Décembre 2014

10 décembre 2014


« Ce n’est pas la voix qui prend la Parole c’est la Parole qui prend la voix »

Sans doute après la Vierge Marie, la grande figure du temps de l’Avent est celle de Jean-Baptiste. Méditer sur ce saint est un grand atout pour notre vie de chrétiens aujourd’hui. Sa qualité principale est la transparence. Jean est celui qui s’efface. Il prépare la voie au Seigneur et ensuite il se retire. Il le proclame comme l’agneau de Dieu, mais il n’est que le doigt qui le montre. Il forme ses disciples, mais il les oriente vers Jésus. S’ils le surprennent il justifie son attitude : « il faut qu’il croisse et que moi je diminue » (Jn 3,30). Il nous est alors facile d’imaginer que c’est à cela que pensait saint Augustin dans son homélie sur la voix et la parole : le plus important ce n’est pas le son, mais ce qui est dit. De ce point de vue, Jean ressemble à Marie. Hors de la relation totalement orientée vers Jésus ils ne nous apporteraient rien.


Comme Jean-Baptiste, comme la Vierge Marie, nous avons à réapprendre sans cesse à nous orienter vers Jésus. C’est dans cette perspective qu’imiter l’attitude de Jean peut nous faire du bien. S’il n’était que le doigt qui montre Jésus, que pouvons-nous espérer de mieux ?... S’il n’était que la voix, que sommes-nous de plus ?... L’homélie de Saint Augustin peut être une belle méditation pour notre temps vers Noël. Si jamais nous pouvions devenir voix du Dialogue d’Amour que Dieu a avec nos frères et sœurs, Noël deviendrait alors une vraie source de joie non superficielle mais profonde :


« Jean était la voix, mais le Seigneur au commencement était la Parole. Jean, une voix pour un temps ; le Christ, la Parole au commencement, la Parole éternelle. Enlève la parole, qu’est-ce que la voix ? Là où il n’y a rien à comprendre, c’est une sonorité vide. La voix sans la parole frappe l’oreille, elle n’édifie pas le cœur.


Cependant, découvrons comment les choses s’enchaînent dans notre propre cœur qu’il s’agit d’édifier. Si je pense à ce que je dis, la parole est déjà dans mon cœur ; mais lorsque je veux te parler, je cherche comment faire passer dans ton cœur ce qui est déjà dans le mien. Si je cherche donc comment la parole qui est déjà dans mon cœur pourra te rejoindre et s’établir dans ton cœur, je me sers de la voix, et c’est avec cette voix que je te parle : le son de la voix conduit jusqu’à toi l’idée contenue dans la parole ; alors, il est vrai que le son s’évanouit ; mais la parole que le son a conduite jusqu’à toi est désormais dans ton cœur sans avoir quitté le mien.

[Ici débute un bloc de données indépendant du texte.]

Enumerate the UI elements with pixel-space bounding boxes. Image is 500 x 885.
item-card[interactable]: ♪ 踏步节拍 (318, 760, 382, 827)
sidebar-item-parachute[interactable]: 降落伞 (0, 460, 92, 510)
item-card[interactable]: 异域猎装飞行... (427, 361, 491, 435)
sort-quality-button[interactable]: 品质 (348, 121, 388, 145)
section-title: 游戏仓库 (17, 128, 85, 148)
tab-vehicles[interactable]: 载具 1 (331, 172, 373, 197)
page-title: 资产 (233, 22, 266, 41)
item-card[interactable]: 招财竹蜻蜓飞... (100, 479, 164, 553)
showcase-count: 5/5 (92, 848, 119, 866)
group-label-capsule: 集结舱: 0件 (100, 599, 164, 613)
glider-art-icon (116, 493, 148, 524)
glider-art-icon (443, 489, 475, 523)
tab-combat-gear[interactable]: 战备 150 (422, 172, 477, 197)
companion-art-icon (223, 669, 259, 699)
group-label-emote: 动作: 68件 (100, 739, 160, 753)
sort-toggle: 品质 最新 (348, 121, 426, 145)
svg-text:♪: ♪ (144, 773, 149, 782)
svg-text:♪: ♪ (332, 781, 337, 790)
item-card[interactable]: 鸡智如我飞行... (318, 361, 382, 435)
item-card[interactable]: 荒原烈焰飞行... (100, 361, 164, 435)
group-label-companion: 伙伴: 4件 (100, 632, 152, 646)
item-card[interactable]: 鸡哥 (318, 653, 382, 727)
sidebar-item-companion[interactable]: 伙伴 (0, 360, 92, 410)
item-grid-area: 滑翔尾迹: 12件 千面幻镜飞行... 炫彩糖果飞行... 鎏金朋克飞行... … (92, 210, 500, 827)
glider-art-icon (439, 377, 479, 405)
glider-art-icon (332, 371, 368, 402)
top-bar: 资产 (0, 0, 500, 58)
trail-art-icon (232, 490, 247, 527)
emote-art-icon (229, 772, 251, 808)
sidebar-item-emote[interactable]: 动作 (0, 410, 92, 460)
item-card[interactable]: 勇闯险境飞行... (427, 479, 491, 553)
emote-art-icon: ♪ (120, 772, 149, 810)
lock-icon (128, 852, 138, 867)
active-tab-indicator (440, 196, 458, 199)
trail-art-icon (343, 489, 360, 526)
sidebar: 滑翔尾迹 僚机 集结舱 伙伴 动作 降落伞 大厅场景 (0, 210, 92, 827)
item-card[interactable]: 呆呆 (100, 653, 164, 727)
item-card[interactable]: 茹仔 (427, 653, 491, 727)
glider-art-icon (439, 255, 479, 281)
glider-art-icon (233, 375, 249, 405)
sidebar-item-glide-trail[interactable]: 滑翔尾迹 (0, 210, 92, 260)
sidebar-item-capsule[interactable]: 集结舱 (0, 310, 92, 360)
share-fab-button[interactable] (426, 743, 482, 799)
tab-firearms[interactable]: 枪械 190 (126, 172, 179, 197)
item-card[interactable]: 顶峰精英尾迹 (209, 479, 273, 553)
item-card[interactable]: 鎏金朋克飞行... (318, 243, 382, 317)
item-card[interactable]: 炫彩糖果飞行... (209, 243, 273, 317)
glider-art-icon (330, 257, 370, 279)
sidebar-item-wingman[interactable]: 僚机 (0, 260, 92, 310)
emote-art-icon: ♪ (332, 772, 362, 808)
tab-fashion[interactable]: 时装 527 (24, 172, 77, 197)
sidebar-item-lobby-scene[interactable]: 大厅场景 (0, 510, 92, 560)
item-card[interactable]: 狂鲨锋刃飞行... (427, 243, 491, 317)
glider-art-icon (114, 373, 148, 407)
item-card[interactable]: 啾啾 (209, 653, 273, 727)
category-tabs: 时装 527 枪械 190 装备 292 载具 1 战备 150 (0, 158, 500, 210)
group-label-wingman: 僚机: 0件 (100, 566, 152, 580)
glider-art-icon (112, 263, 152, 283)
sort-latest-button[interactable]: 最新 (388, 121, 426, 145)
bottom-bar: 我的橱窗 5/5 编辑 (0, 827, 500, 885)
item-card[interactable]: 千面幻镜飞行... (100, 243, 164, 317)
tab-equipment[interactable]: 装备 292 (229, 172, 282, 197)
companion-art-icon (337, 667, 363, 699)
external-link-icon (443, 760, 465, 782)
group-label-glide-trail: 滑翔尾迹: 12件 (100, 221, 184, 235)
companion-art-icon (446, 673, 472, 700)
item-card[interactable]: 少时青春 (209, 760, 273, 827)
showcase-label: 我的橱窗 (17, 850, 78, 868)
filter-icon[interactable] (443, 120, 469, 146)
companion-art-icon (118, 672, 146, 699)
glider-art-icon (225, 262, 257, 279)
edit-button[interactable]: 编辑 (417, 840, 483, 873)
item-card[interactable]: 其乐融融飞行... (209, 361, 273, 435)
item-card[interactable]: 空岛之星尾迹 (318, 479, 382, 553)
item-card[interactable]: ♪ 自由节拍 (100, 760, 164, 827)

Lorsque la parole est passée jusqu’à toi, n’est-ce donc pas le son qui semble dire lui-même : Lui, il faut qu’il grandisse ; et moi, que je diminue ? Le son de la voix a retenti pour accomplir son service, et il a disparu, comme en disant : Moi, j’ai la joie en plénitude. Retenons la parole, ne laissons pas partir la parole conçue au fond de nous. Il est difficile de distinguer la parole de la voix, et c’est pourquoi on a pris Jean pour le Christ. On a pris la voix pour la parole ; mais la voix s’est fait connaître afin de ne pas faire obstacle à la parole. Je ne suis pas le Messie, ni Elie, ni le Prophète. On lui réplique : Qui es-tu donc ? Il répond : Je suis la voix qui crie à travers le désert : Préparez la route pour le Seigneur. La voix qui crie à travers le désert, c’est la voix qui rompt le silence. Préparez la route pour le Seigneur, cela revient à dire : Moi, je retentis pour faire entrer le Seigneur dans le cœur ; mais il ne daignera pas y venir, si vous ne préparez pas la route.


Que signifie : Préparez la route, sinon : Priez comme il faut ? Que signifie : Préparez la route, sinon : Ayez d’humbles pensées ? Jean vous donne un exemple d’humilité. On le prend pour le Messie, il affirme qu’il n’est pas ce qu’on pense, et il ne profite pas de l’erreur d’autrui pour se faire valoir.

S’il avait dit : Je suis le Messie, on l’aurait cru très facilement, puisqu’on le croyait avant même qu’il ne parle. Il l’a nié : il s’est fait connaitre, il s’est défini, il s’est abaissé. Il a vu où se trouvait le salut. Il a compris qu’il n’était que la lampe, et il a craint qu’elle ne soit éteinte par le vent de l’orgueil. » (Homélie de Saint Augustin pour la nativité de Jean-Baptiste).